2012/02/15

iPhone/iPad/androidでDWGデータを編集・共有 オートデスク「AutoCAD WS」

 オートデスクが提供する『AutoCAD WS』は、同社標準ファイル形式であるDWGの図面データを、スマートモバイルから自由に閲覧、編集、共有できる。インターネットを介して専用サーバーに保管された図面データにアクセスするクラウド型のモバイルアプリケーションだ。

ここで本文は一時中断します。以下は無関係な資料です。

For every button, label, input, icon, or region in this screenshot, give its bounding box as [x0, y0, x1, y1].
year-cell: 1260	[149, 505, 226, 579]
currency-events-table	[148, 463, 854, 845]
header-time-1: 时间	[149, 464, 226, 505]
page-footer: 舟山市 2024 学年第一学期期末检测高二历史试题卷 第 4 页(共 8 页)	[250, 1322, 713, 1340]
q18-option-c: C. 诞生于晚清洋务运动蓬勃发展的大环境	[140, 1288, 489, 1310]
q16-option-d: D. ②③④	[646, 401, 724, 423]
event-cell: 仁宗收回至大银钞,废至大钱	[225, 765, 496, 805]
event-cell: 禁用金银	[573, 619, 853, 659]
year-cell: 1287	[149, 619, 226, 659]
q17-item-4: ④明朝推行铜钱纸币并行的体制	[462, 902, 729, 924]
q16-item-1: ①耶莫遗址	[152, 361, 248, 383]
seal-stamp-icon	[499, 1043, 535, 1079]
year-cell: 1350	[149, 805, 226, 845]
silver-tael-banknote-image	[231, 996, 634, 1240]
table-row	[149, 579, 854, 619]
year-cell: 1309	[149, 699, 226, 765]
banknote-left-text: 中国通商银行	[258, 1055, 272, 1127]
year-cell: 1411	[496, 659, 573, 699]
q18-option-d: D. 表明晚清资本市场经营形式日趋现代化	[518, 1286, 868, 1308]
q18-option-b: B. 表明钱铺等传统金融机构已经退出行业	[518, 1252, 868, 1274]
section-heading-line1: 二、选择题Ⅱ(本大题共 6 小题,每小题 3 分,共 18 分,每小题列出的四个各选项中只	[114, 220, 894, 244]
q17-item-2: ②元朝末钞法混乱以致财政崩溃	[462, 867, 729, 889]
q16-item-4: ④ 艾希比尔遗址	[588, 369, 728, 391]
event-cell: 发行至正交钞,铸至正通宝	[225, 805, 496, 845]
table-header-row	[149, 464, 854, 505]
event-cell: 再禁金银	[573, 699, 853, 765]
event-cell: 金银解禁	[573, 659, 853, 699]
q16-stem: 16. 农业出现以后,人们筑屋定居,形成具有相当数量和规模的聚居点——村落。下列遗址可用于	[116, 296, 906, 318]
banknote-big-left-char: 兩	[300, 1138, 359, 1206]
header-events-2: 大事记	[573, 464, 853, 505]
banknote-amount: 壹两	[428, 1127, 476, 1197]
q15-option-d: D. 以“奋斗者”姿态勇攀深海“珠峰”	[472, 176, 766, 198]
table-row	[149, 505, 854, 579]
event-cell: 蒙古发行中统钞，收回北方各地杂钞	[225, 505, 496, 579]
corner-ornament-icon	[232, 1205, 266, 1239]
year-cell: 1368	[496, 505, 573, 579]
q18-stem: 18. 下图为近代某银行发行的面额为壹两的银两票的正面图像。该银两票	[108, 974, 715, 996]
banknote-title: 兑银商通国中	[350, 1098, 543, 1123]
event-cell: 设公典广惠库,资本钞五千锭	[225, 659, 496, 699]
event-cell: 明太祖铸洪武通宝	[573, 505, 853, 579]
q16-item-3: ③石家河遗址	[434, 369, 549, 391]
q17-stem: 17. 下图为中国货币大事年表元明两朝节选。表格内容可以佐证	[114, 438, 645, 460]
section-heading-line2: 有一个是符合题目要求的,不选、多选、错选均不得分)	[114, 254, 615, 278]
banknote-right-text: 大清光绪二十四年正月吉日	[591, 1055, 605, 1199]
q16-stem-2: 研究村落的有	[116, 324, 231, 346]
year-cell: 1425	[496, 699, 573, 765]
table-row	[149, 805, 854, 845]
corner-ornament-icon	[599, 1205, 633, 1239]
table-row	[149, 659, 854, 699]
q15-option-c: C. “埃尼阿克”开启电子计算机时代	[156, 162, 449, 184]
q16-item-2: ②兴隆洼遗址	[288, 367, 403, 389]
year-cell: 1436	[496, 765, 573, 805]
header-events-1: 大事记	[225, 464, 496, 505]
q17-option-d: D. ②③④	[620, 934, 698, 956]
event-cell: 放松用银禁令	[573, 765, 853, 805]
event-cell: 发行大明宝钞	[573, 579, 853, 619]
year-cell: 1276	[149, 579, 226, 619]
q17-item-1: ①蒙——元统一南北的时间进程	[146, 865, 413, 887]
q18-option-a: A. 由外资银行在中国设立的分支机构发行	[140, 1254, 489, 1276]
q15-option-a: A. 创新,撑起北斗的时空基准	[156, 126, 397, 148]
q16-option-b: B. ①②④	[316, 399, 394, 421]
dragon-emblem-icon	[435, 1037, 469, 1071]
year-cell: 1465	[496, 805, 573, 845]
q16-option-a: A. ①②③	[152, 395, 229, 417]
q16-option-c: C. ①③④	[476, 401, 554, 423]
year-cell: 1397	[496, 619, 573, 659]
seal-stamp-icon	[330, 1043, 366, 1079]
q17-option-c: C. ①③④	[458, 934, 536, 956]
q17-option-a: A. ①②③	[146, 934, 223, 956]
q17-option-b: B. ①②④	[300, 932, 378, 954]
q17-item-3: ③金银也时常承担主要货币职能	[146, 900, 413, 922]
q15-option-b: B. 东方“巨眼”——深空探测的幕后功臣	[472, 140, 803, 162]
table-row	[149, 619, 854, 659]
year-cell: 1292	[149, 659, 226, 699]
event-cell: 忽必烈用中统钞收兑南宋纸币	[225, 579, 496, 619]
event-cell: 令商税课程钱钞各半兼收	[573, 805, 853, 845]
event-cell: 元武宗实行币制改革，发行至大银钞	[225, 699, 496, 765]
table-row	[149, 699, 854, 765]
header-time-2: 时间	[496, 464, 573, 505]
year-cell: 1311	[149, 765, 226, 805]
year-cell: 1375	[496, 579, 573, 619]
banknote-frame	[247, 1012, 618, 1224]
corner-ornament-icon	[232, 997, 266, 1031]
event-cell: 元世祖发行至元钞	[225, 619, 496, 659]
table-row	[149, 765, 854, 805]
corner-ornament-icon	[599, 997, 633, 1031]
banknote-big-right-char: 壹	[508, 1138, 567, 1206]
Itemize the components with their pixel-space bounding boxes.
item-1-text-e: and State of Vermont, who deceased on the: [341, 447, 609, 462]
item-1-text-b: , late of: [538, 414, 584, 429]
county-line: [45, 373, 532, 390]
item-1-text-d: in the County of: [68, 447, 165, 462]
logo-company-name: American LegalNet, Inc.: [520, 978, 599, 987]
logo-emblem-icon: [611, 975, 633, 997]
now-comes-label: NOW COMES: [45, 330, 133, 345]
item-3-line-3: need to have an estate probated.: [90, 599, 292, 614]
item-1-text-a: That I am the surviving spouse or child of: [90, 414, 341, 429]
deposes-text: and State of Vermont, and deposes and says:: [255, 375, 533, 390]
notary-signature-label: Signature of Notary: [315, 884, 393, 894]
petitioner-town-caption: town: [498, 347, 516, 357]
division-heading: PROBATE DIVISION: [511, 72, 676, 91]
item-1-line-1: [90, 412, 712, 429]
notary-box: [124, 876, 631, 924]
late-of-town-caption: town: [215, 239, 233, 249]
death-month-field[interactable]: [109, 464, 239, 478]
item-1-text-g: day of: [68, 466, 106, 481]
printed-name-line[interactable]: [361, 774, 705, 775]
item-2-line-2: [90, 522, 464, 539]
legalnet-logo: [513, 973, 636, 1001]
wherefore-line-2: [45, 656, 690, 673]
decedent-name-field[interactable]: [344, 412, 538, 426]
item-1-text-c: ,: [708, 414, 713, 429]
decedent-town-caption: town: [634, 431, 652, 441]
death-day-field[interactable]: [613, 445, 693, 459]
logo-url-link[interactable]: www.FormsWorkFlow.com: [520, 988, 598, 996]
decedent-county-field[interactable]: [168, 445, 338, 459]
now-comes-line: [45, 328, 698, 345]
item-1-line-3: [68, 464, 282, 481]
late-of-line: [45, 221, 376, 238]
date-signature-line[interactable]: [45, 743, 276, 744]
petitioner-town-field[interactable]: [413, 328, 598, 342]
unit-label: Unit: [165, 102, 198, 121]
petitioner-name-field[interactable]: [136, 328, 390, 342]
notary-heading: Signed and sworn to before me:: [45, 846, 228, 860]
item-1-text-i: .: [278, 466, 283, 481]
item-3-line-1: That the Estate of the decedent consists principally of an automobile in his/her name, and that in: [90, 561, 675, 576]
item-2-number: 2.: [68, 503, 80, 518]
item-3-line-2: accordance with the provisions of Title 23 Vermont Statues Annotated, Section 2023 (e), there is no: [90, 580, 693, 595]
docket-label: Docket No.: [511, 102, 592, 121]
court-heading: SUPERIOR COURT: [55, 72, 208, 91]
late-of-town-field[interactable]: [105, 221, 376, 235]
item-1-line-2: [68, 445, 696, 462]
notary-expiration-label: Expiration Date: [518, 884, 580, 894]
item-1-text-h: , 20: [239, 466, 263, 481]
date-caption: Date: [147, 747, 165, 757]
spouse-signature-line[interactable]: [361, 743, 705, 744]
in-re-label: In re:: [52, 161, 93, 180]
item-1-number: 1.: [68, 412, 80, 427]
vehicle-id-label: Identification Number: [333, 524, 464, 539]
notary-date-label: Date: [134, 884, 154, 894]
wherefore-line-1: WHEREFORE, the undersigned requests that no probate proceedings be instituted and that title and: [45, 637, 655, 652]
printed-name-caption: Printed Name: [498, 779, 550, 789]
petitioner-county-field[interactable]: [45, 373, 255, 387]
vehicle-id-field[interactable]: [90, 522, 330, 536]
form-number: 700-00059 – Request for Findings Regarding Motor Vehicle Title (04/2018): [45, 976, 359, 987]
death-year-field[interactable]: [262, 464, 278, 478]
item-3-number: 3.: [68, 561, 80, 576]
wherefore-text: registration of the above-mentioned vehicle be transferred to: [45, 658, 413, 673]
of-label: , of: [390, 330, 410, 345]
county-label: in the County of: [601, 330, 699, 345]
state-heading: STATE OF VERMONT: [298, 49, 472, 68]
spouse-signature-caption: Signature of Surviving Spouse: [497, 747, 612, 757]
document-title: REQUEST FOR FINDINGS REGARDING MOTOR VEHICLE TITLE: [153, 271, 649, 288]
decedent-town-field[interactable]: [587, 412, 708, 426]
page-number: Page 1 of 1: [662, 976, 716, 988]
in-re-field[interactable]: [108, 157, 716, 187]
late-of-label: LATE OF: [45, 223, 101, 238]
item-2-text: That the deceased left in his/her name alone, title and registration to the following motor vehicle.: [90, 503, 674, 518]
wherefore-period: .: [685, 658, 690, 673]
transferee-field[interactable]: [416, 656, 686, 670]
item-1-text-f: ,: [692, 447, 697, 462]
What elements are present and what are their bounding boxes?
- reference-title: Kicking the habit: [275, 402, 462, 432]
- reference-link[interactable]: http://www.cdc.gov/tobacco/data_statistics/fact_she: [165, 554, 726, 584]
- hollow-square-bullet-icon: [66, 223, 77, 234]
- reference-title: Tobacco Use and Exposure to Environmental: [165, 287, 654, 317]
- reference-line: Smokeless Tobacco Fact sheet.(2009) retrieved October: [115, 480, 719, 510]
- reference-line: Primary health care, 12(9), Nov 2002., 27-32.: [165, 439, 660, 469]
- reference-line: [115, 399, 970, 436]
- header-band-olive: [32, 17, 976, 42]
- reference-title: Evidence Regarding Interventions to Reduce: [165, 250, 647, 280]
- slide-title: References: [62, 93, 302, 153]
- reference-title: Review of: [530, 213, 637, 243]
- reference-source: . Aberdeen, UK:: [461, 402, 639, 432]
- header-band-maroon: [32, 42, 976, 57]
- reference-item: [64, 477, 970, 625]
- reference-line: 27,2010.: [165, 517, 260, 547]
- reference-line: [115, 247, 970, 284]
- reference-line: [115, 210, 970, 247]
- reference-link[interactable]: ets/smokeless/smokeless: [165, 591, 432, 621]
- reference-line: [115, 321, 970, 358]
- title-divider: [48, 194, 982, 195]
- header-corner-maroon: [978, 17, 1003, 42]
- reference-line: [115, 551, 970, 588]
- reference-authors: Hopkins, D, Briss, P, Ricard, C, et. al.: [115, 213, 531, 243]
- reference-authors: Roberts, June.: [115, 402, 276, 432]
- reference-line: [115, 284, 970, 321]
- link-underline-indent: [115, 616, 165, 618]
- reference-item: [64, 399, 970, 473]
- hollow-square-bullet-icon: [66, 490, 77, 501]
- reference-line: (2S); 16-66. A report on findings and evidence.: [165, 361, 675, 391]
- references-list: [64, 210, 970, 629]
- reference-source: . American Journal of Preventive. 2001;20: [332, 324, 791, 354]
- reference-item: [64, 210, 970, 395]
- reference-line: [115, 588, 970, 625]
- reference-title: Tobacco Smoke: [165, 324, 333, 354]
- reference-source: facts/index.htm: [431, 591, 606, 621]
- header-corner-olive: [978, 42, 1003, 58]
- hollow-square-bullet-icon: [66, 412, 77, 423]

 WSの原型は、そもそもイスラエルで商品名「バタフライ」として存在していた。同社が開発元のソフト会社をグループ傘下に納めた経緯があり、ユーザーが集う場で試験的にソフトを限定公開したところ大きな反響を得たことから、商品化に踏み切った。
 2010年8月にiPhone/iPad対応、11年4月にはアンドロイド版をリリースし、これまでに計420万ものダウンロードがあった。汎用CAD『AutoCAD』に対応しているため、建設に限らず、製造分野のユーザーにも活用されている。田中ゆかりマーケティングディベロップメントマネージャは「通勤時に建築図面をチェックする設計者も多く、その手軽さから出張に欠かせないツールとしても評価を得ている」と説明する。
 WSは既存図面データの活用を前提にしており、新規に作図することはできない。しかし、グーグルが提供するマップデータなどと連携させることにより、地図の上に図面を重ね合わせ、建築のボリュームを確認することも可能だ。2次元のDWGデータ形式に限定したことが、逆に連携をしやすくした。同社のプロジェクト管理ソフト『Buzzsaw(バズソー)』とも、手軽に図面を複数の人が共有できる点で差別化を図った。
 伊勢崎俊明デベロパリレーションマネージャは「WS最大の魅力はスマートモバイルがプラットフォームとなり、図面データ上で複数の人がリアルタイムに議論できる機能だ」と強調する。モバイルの画面には、登録した共有者のカーソルがすべて記され、相手がどこを指しているかが一目で分かる。
 図面データは縮小や拡大にもリアルタイムにリンクし、図面のポイントを絞って具体的な指示が出せる。チャット機能を使えば、ディスカッションも可能だ。対話の履歴は時間単位で追跡でき、過去にさかのぼって図面データも戻せる。共有権限を解除すると、自動的に指定したアドレスに履歴が送信される機能も付いている。「設計のワークフロー改革を後押しする、まさにリアルタイムコラボレーションツールと受け止めてほしい」(伊勢崎氏)。
 WSの共有データは2次元に限定している。近年はBIM(ビルディング・インフォメーション・モデリング)の普及を背景に、3次元データへの対応を求めるユーザーが増えている。クラウドサービスの一環としてシステムを維持しているため、機能更新にも対応しやすい。同社の開発チームでは機能強化を前提に、月1回のペースで新たなアイデアを出し合っている。